2020 research programmes
The Missing scripts 2020
Unicode has become an essential character-encoding standard for exchanging texts electronically. Unicode 13 encompasses 150 different writing systems, and more than 139 000 characters: its ambition is to include all the scripts of humanity.
The decodeunicode.org website, started in 2005 by Johannes Bergerhausen, and its associated book « decodeunicode Schriftzeichen die der Welt » (ed. Hermann Schmidt) gives a fascinating insight into the richness and diversity of the scripts covered by Unicode.
And yet, more than a hundred writing systems are still missing from Unicode. Jenticha, Kulitan, Garay (Wolof), Ranjana (Lantsa), Mayan Hieroglyphs… minority scripts, sometimes ancient or undeciphered (but not necessarily complex in their design), which are still awaiting to be approved by the Unicode Consortium.
The aim of the Script Encoding Initiative (SEI) at the University of Berkeley is to provide the linguistic expertise required to submit new proposals for these writing systems to Unicode. Many of these scripts have never existed in a typographic form, and display some very interesting shapes: they represent a kind of unexplored territory for type designers.
The Missing Scripts project aims to support the SEI’s proposals to Unicode, through the design of typefaces for the missing entries.
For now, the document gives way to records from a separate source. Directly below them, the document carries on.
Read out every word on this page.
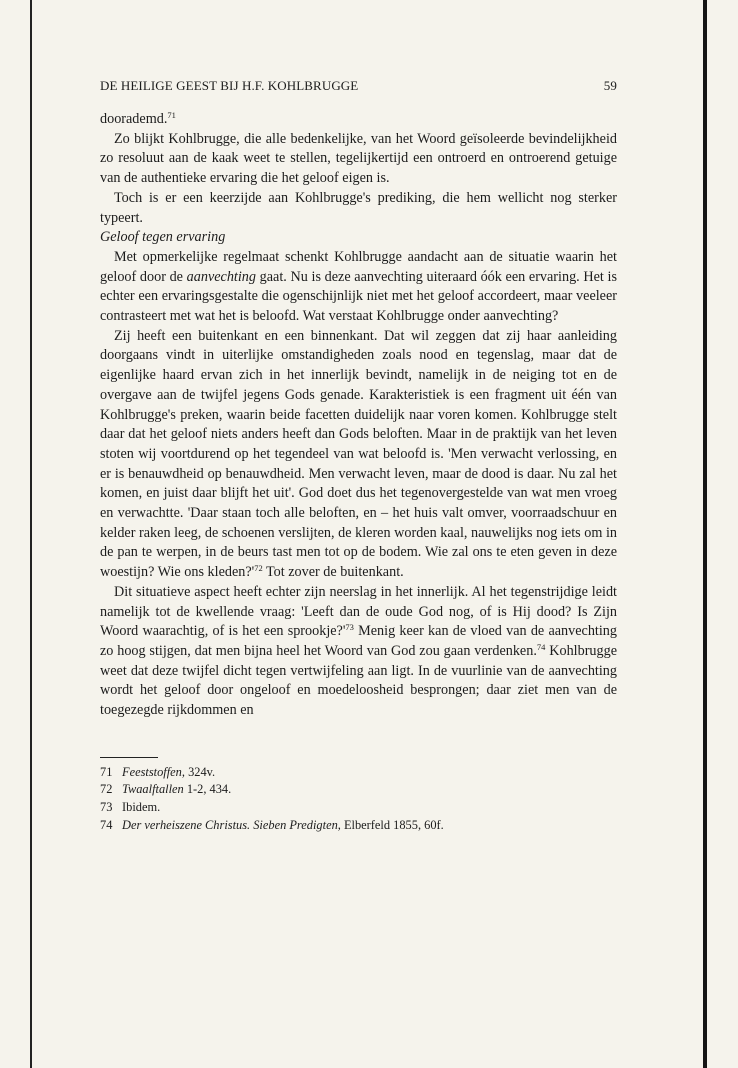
DE HEILIGE GEEST BIJ H.F. KOHLBRUGGE	59

doorademd.$^{71}$

Zo blijkt Kohlbrugge, die alle bedenkelijke, van het Woord geïsoleerde bevindelijkheid zo resoluut aan de kaak weet te stellen, tegelijkertijd een ontroerd en ontroerend getuige van de authentieke ervaring die het geloof eigen is.

Toch is er een keerzijde aan Kohlbrugge's prediking, die hem wellicht nog sterker typeert.

Geloof tegen ervaring

Met opmerkelijke regelmaat schenkt Kohlbrugge aandacht aan de situatie waarin het geloof door de aanvechting gaat. Nu is deze aanvechting uiteraard óók een ervaring. Het is echter een ervaringsgestalte die ogenschijnlijk niet met het geloof accordeert, maar veeleer contrasteert met wat het is beloofd. Wat verstaat Kohlbrugge onder aanvechting?

Zij heeft een buitenkant en een binnenkant. Dat wil zeggen dat zij haar aanleiding doorgaans vindt in uiterlijke omstandigheden zoals nood en tegenslag, maar dat de eigenlijke haard ervan zich in het innerlijk bevindt, namelijk in de neiging tot en de overgave aan de twijfel jegens Gods genade. Karakteristiek is een fragment uit één van Kohlbrugge's preken, waarin beide facetten duidelijk naar voren komen. Kohlbrugge stelt daar dat het geloof niets anders heeft dan Gods beloften. Maar in de praktijk van het leven stoten wij voortdurend op het tegendeel van wat beloofd is. 'Men verwacht verlossing, en er is benauwdheid op benauwdheid. Men verwacht leven, maar de dood is daar. Nu zal het komen, en juist daar blijft het uit'. God doet dus het tegenovergestelde van wat men vroeg en verwachtte. 'Daar staan toch alle beloften, en – het huis valt omver, voorraadschuur en kelder raken leeg, de schoenen verslijten, de kleren worden kaal, nauwelijks nog iets om in de pan te werpen, in de beurs tast men tot op de bodem. Wie zal ons te eten geven in deze woestijn? Wie ons $kleden?'^{72}$ Tot zover de buitenkant.

Dit situatieve aspect heeft echter zijn neerslag in het innerlijk. Al het tegenstrijdige leidt namelijk tot de kwellende vraag: 'Leeft dan de oude God nog, of is Hij dood? Is Zijn Woord waarachtig, of is het een $sprookje?'^{73}$ Menig keer kan de vloed van de aanvechting zo hoog stijgen, dat men bijna heel het Woord van God zou gaan verdenken.$^{74}$ Kohlbrugge weet dat deze twijfel dicht tegen vertwijfeling aan ligt. In de vuurlinie van de aanvechting wordt het geloof door ongeloof en moedeloosheid besprongen; daar ziet men van de toegezegde rijkdommen en

71 Feeststoffen, 324v.
72 Twaalftallen 1-2, 434.
73 Ibidem.
74 Der verheiszene Christus. Sieben Predigten, Elberfeld 1855, 60f.
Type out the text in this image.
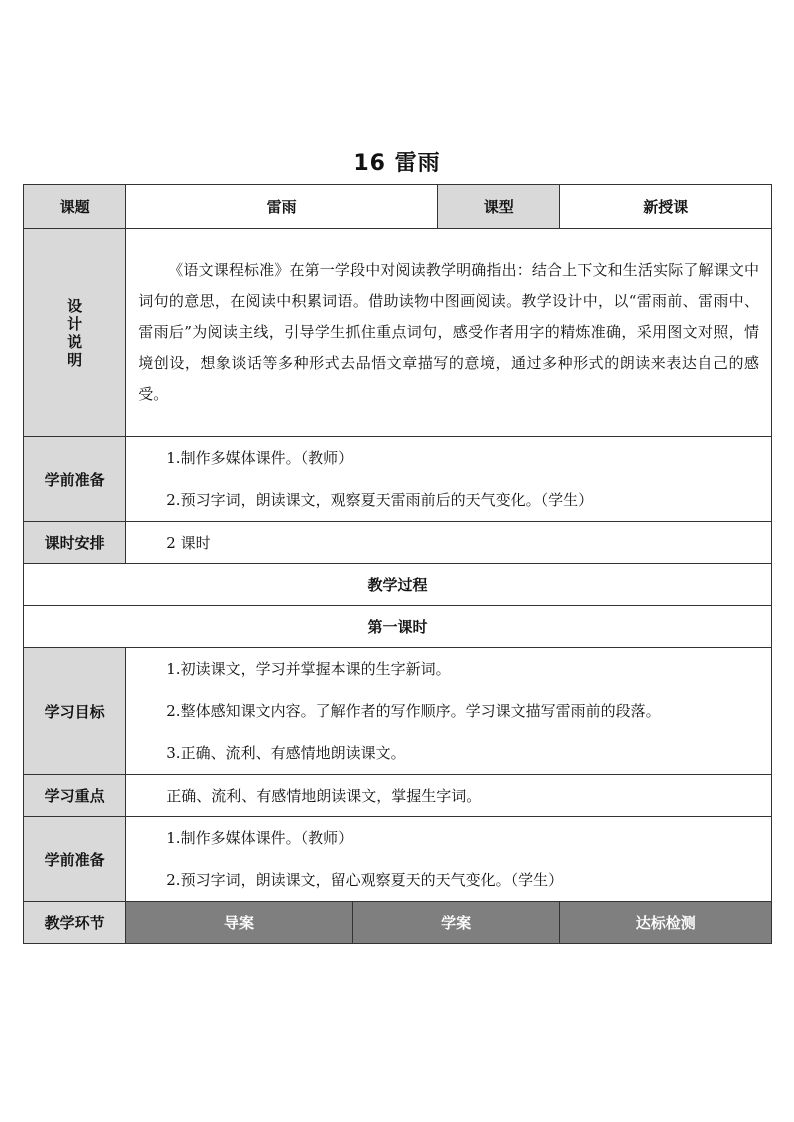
16 雷雨
课题	雷雨		课型	新授课
设计说明	《语文课程标准》在第一学段中对阅读教学明确指出：结合上下文和生活实际了解课文中词句的意思，在阅读中积累词语。借助读物中图画阅读。教学设计中，以“雷雨前、雷雨中、雷雨后”为阅读主线，引导学生抓住重点词句，感受作者用字的精炼准确，采用图文对照，情境创设，想象谈话等多种形式去品悟文章描写的意境，通过多种形式的朗读来表达自己的感受。			
学前准备	1.制作多媒体课件。（教师）

2.预习字词，朗读课文，观察夏天雷雨前后的天气变化。（学生）			

课时安排	2 课时			
教学过程				
第一课时				
学习目标	1.初读课文，学习并掌握本课的生字新词。

2.整体感知课文内容。了解作者的写作顺序。学习课文描写雷雨前的段落。

3.正确、流利、有感情地朗读课文。			

学习重点	正确、流利、有感情地朗读课文，掌握生字词。			
学前准备	1.制作多媒体课件。（教师）

2.预习字词，朗读课文，留心观察夏天的天气变化。（学生）			

教学环节	导案	学案		达标检测
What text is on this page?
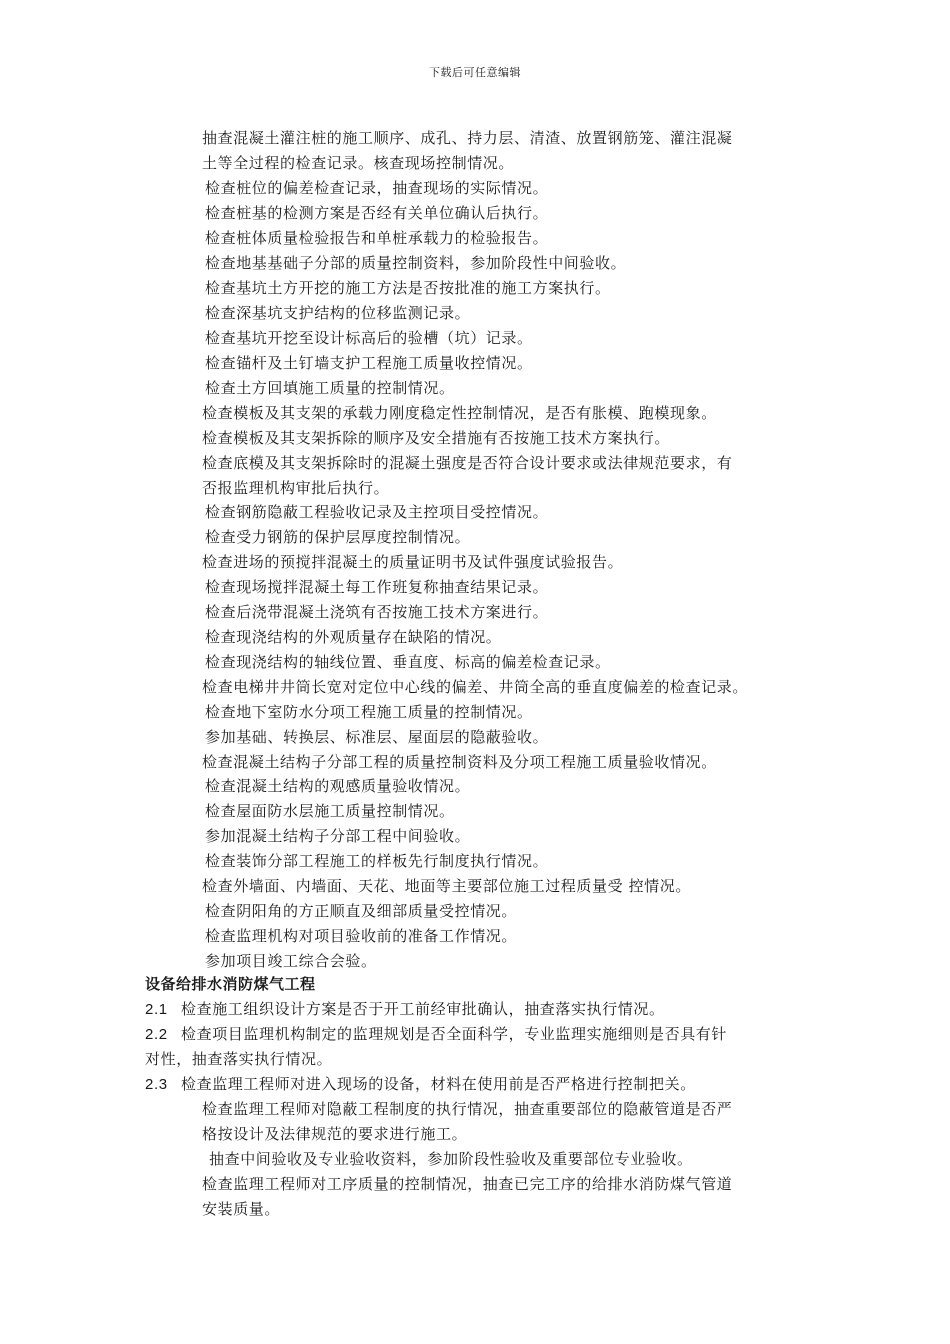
下载后可任意编辑
抽查混凝土灌注桩的施工顺序、成孔、持力层、清渣、放置钢筋笼、灌注混凝
土等全过程的检查记录。核查现场控制情况。
检查桩位的偏差检查记录，抽查现场的实际情况。
检查桩基的检测方案是否经有关单位确认后执行。
检查桩体质量检验报告和单桩承载力的检验报告。
检查地基基础子分部的质量控制资料，参加阶段性中间验收。
检查基坑土方开挖的施工方法是否按批准的施工方案执行。
检查深基坑支护结构的位移监测记录。
检查基坑开挖至设计标高后的验槽（坑）记录。
检查锚杆及土钉墙支护工程施工质量收控情况。
检查土方回填施工质量的控制情况。
检查模板及其支架的承载力刚度稳定性控制情况，是否有胀模、跑模现象。
检查模板及其支架拆除的顺序及安全措施有否按施工技术方案执行。
检查底模及其支架拆除时的混凝土强度是否符合设计要求或法律规范要求，有
否报监理机构审批后执行。
检查钢筋隐蔽工程验收记录及主控项目受控情况。
检查受力钢筋的保护层厚度控制情况。
检查进场的预搅拌混凝土的质量证明书及试件强度试验报告。
检查现场搅拌混凝土每工作班复称抽查结果记录。
检查后浇带混凝土浇筑有否按施工技术方案进行。
检查现浇结构的外观质量存在缺陷的情况。
检查现浇结构的轴线位置、垂直度、标高的偏差检查记录。
检查电梯井井筒长宽对定位中心线的偏差、井筒全高的垂直度偏差的检查记录。
检查地下室防水分项工程施工质量的控制情况。
参加基础、转换层、标准层、屋面层的隐蔽验收。
检查混凝土结构子分部工程的质量控制资料及分项工程施工质量验收情况。
检查混凝土结构的观感质量验收情况。
检查屋面防水层施工质量控制情况。
参加混凝土结构子分部工程中间验收。
检查装饰分部工程施工的样板先行制度执行情况。
检查外墙面、内墙面、天花、地面等主要部位施工过程质量受 控情况。
检查阴阳角的方正顺直及细部质量受控情况。
检查监理机构对项目验收前的准备工作情况。
参加项目竣工综合会验。
设备给排水消防煤气工程
2.1 检查施工组织设计方案是否于开工前经审批确认，抽查落实执行情况。
2.2 检查项目监理机构制定的监理规划是否全面科学，专业监理实施细则是否具有针
对性，抽查落实执行情况。
2.3 检查监理工程师对进入现场的设备，材料在使用前是否严格进行控制把关。
检查监理工程师对隐蔽工程制度的执行情况，抽查重要部位的隐蔽管道是否严
格按设计及法律规范的要求进行施工。
抽查中间验收及专业验收资料，参加阶段性验收及重要部位专业验收。
检查监理工程师对工序质量的控制情况，抽查已完工序的给排水消防煤气管道
安装质量。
To achieve this, a multi-year research program is implemented, based on a classification by Johannes Bergerhausen, who established different levels of complexity for these scripts, based on the SEI database. The work will be conducted over a number of years, combining several levels of expertise: linguistics (SEI, Berkeley), type design (ANRT) and graphic design / mediation (decodeunicode, Hochschule Mainz).
The Missing Scripts programme will focus, from Octobe 2020 to March 2022, on the following scripts: YEZIDI, AFÁKA, SHARADA, DIVES AKURU, TOTO, BOOK PAHLAVI.
Desired profile for the application:
- Interest in Latin and non-Latin type design (specify which writing system)
- English spoken
- Good organisational skills
Visiting professors & experts:
Pr Johannes Bergerhausen, Hochschule Mainz (DE) / decodeunicode.org
Dr Deborah Anderson, Université de Berkeley (USA) / Script Encoding Initiative
The Unicode consortium
Hans Jürg Hunziker Archives, 1950-2006
How to classify and archive a collection of typographic work and type design from a period spanning more than 5 decades? This research program, based on the personal archives of Hans Jurg Hunziker, will propose a classification methodology in a field that is still little addressed. It will help build an easy-to-access, on-site and online research platform, and a retrospective publication.
Hans Jurg Hunziker, instructor at the ANRT from 1990 to 2006, will help the student-researcher to understand, classify and digitize documents. They will be presented by a notice placing them in their historical, cultural, social and technical context.
In partnership with the Bibliothèque cantonale Vadiana, Saint Gall
Typeface designer and typographer, Hans-Jürg Hunziker trained as a typesetter and typographer in Zurich before attending the Allgemeine Gewerbeschule in Basel in 1965, where he met Jan Tschichold, Emil Ruder, Armin Hoffmann and André Gürtler. He later travelled to Brooklyn to start working for the Mergenthaler Linotype Company, where he developed typefaces for phototypesetting under the direction of Matthew Carter (1967-71). In 1971 he joined Adrian Frutiger’s studio, where he contributed (among other projects) to the Roissy airport signage typeface, later released as Frutiger. In 1974 he designed for Visual Design (Jean Widmer & Ernst Hiestand) the CGP typeface for the identity of the Centre George Pompidou. From 1980-83, as part of a United Nations Development Project, he designed some Arabic typefaces and taught typeface design at Institut de recherche et d’étude pour l’arabisation in Rabat, Morocco. Back in Paris, he worked as a freelance designer and co-founded Atelier H together with Ursula Held in 1998. He designed several books and catalogues for the Centre Georges Pompidou, Cité de la Musique, Institut du Monde Arabe and Bibliothèque nationale de France. Between 1999 and 2002, he designed the corporate typeface for Siemens, a project of exceptional scale: 3 styles, Sans Serif and Slab, in three weights, with accompanying italics. The fonts, developed in collaboration with URW, cover a very large number of writing systems: Latin, Arabic, Greek, Cyrillic, Hebrew, Traditional and Simpli ed Chinese, Korean, Japanese, Thai, etc. Hans-Jürg Hunziker taught at the Hochschule für Gestaltung in Zurich until 2014, as well as Atelier national de recherche typographique between 1990 and 2006.